What are the responsibilities and job description for the Engineer position at VinDynamics?
Company Description
At VinDynamics, we design intelligent and accessible humanoid robots to seamlessly assist in everyday life. Backed by Vingroup, Vietnam’s largest technology conglomerate, VinDynamics merges academic expertise and industry experience with a leadership team boasting decades of robotics innovation. From home-assistive robots to advanced security solutions, we aim to make life easier and safer for communities worldwide by bringing cutting-edge robotics technology to every household. Our approach emphasizes safety, affordability, and functionality, ensuring our innovations are both practical and transformative.
Key Responsibilities
- Develop and implement reinforcement learning algorithms specialized for locomotion tasks (e.g., walking, running, climbing, balancing) and manipulation tasks.
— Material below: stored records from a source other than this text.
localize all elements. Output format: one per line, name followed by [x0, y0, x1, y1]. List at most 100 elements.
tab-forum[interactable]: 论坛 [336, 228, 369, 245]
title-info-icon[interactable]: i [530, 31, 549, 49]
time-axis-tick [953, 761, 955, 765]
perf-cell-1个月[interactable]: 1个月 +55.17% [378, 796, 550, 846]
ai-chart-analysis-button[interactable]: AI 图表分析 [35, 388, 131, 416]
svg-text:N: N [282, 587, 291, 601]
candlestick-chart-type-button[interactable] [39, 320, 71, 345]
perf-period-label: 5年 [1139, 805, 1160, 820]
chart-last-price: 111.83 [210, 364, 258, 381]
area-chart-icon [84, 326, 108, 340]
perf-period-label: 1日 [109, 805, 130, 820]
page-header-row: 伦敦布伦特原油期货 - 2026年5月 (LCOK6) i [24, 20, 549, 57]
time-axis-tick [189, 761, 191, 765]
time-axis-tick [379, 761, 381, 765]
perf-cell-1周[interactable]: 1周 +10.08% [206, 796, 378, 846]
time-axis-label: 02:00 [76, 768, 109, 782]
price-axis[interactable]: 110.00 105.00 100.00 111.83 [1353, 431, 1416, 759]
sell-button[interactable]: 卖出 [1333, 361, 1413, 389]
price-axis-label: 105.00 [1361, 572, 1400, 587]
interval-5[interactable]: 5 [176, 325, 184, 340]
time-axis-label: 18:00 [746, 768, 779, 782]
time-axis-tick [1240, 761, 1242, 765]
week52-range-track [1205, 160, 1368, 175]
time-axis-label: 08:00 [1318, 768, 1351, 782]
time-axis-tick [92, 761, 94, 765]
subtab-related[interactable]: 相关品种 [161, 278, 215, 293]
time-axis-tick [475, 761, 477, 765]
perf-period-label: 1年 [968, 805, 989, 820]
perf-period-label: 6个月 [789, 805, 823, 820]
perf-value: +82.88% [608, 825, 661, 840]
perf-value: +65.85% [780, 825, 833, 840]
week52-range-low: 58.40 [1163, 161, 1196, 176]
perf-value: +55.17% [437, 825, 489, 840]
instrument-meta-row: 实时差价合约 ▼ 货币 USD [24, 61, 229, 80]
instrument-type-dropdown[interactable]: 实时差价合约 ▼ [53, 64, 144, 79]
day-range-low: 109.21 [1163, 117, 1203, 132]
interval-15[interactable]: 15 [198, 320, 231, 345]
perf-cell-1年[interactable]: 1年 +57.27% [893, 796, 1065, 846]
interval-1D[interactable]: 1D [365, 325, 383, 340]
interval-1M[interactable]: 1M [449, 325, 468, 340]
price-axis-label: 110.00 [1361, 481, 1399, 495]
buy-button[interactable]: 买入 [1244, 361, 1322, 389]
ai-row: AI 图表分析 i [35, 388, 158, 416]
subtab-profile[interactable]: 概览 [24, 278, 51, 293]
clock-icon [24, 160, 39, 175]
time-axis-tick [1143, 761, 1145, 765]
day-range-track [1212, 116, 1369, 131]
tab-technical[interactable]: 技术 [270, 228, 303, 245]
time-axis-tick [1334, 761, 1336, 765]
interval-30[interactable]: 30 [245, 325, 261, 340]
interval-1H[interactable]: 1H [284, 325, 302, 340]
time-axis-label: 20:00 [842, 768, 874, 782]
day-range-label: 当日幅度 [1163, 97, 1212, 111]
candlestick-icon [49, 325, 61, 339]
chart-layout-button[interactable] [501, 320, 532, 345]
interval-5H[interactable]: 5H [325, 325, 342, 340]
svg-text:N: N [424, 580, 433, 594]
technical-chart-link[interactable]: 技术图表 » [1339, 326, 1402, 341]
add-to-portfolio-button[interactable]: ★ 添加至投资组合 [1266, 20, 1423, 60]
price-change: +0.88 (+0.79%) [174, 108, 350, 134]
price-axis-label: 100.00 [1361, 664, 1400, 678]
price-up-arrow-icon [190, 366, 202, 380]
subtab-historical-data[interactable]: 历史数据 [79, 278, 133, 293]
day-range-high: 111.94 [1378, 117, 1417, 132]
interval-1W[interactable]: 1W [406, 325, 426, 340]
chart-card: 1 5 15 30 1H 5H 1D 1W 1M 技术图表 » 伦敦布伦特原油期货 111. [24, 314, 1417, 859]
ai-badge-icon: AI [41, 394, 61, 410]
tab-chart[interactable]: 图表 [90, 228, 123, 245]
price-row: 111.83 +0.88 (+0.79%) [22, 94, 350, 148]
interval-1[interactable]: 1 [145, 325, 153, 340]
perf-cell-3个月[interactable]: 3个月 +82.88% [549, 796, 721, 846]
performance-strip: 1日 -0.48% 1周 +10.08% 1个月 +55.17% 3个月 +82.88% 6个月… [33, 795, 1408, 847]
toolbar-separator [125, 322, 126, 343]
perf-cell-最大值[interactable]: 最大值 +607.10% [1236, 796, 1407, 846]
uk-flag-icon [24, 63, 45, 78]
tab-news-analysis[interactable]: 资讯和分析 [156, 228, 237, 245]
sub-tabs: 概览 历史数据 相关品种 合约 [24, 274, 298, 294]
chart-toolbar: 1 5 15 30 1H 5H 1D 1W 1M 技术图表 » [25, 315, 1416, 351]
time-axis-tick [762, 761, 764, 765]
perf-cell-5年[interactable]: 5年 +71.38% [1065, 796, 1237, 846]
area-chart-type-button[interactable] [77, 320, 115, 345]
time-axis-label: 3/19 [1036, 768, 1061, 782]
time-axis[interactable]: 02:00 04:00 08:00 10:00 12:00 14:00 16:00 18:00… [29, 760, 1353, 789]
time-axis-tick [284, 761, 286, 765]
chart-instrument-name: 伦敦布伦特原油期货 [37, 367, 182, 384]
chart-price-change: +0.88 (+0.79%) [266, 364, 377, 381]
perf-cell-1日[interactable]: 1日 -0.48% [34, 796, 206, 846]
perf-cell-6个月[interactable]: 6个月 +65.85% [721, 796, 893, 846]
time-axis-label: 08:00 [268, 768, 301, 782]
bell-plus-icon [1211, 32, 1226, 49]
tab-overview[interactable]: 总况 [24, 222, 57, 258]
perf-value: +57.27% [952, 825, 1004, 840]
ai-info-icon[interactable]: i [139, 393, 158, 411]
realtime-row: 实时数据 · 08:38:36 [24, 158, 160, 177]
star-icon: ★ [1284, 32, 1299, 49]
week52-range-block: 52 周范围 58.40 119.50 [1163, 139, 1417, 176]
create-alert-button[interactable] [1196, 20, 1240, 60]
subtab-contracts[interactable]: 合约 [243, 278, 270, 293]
- Design, integrate, and optimize high-fidelity simulation environments for safe and efficient policy training.
- Conduct sim-to-real transfer by addressing robustness, domain randomization, and system identification challenges.
- Incorporate perception, sensor feedback, and proprioception into RL agents to enable adaptive and reactive motion.
- Evaluate and benchmark locomotion policies under diverse real-world conditions (e.g., terrain variation, disturbances, slopes, payloads, and friction).
- Work on reward design, stability, sample efficiency, and safety-constrained learning.
- Write clean, maintainable, and well-documented code, ensuring reproducibility and version control for experiments and policies.
Qualifications
- Master’s or Ph.D. in Robotics, Computer Science, or a related field, with 2 years of relevant experience.
- Strong background in Reinforcement Learning, including areas such as Deep RL, Policy Gradient methods, Model-based RL, and Imitation Learning.
- Hands-on experience with robotics simulation platforms such as MuJoCo, PyBullet, Isaac Gym, or Gazebo.
- Experience with locomotion, motion control, or physical control systems, such as legged robots, drones, exoskeletons, or robotic manipulators.
- Experience with sim-to-real transfer, domain randomization, or system identification for robotic systems.
- Proficiency in Python and/or C , with experience using machine learning frameworks such as PyTorch, TensorFlow, or JAX.
- Strong analytical and debugging skills for physical robotic systems, with the ability to identify stability and performance bottlenecks.
- Familiarity with sensor fusion, feedback control, and proprioceptive sensing.